|Ridley Scott and Cameron Diaz|
More than once filmmaker Ridley Scott has defied Hollywood and audience expectations by bringing an unusual writer's work to the screen - Joseph Conrad ("The Duellists"), Phillip K. Dick ("Blade Runner") - and his film of writer Cormac McCarthy's first screenplay, "The Counselor", confounded critics and some audiences. But the film distills the grim and rare voice of McCarthy's take on crime, which isn't about car chases and wisecracking buddy cops. It's a world with no heroes, no redemption.
McCarthy's story rolls out in the brutal world of drug trafficking, cartels and the barren borderlands. The cartels alone make the gangsters of American legend look like Boy Scouts. In this tale, a would-be drug deal goes bad and the cost is beyond horrifying. It's a predatory world, relentless and without morality.
It's daring, this descent into the darkness. It offers a femme fatale (Cameron Diaz) who devours everyone with pure ferocity. And perhaps it is much too honest - the viewer is without a safe haven, and most movies today just don't go there or close to there.
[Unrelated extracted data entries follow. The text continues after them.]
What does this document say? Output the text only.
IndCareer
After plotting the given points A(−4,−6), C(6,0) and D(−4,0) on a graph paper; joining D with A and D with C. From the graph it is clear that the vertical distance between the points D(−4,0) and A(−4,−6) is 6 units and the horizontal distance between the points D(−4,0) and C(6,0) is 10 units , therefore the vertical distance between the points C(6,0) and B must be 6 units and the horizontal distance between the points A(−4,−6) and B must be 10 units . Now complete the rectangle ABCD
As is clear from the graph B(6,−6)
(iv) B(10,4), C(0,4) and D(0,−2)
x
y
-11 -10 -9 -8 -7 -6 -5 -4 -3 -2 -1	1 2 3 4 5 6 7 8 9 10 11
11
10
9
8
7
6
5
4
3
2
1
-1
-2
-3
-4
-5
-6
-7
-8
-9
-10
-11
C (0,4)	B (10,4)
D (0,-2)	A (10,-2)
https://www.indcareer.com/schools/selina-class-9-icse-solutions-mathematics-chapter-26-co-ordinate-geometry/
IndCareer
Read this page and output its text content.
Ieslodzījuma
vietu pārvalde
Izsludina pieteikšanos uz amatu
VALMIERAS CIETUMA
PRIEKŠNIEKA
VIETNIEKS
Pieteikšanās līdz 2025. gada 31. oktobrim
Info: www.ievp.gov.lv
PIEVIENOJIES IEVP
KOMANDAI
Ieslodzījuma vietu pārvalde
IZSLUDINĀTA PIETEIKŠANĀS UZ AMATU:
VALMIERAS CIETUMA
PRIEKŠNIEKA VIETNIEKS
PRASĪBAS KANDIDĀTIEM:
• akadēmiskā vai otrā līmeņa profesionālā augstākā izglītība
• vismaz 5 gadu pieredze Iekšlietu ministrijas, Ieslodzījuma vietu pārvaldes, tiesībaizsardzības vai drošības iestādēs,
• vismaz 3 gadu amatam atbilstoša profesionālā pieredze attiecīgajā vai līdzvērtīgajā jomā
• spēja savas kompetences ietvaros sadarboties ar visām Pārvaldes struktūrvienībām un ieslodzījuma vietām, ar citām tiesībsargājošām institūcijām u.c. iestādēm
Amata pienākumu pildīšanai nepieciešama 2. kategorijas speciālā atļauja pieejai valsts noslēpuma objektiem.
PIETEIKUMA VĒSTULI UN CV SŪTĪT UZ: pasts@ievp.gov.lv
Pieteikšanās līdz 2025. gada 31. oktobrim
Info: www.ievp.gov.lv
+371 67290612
Scott had been trying to develop McCarthy's very dark Western novel, "Blood Meridian", into a film but Hollywood couldn't handle it - he says "It would have been rated double-X. It’s Hieronymus Bosch, the way McCarthy describes the first time you see several hundred horses with bones and feathers on them, and you can’t see a rider until you’re staring at the Comanche. It’s horrific. He writes in visual images which are spectacular, so it suits me down to the ground."
The truth, the reality of what's happening in the Southwest and Mexico as drug cartels slaughter their way to impossible wealth is hard to believe. And this film reveals what happens to a handful of people who venture into that wasteland. No romantic criminals here, no good guys rush in to save the day.
"The Counselor" isn't a film for mainstream consumers - it's a complex and unflinching view of dark hearts in a sun-baked desert. It is one of the most haunting movies you'll ever see.